Jan Klimkowski Wrote:Charles Drago Wrote:How do you define "justice" in this case?
And to what would "solving" this case bring closure?
I do not understand the meaning of "Closure". It is not a philosophical concept I can embrace.
The murder of JFK is but one atrocity in the larger conflict.
As for "justice", I recognise it at the level of personal morality.
I have never seen it at the level of state or court or corporation or church.
I define "justice" in this case as the enlightenment, empowerment, and liberation of the extended victims of the assassination -- the peoples of the world who continue to suffer the political, economic, and cultural oppression visited upon them by the Sponsors and their Facilitators.
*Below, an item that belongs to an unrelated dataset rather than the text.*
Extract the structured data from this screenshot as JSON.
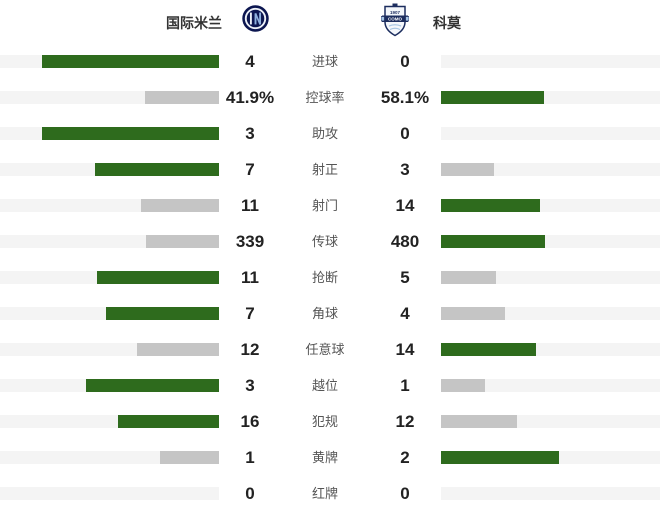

I agree with Jan that "justice" begins at home, so to speak.
"Closure" is a subjective state of being. For me, I will experience "closure" in the case of JFK's assassination when the "justice" of which I write is experienced universally.
It is a virtual certainty that I shall not enjoy such an experience in this body. But enjoy it I shall. Because it is my faith that our personal and collective struggles continue beyond the demise of mortal self, and that the arc of the universe bends toward the "justice" sought by myself and countless others.
To hasten that day, I shall continue to engage the enemy by speaking truth to the power it wields and knowing the power that is peace.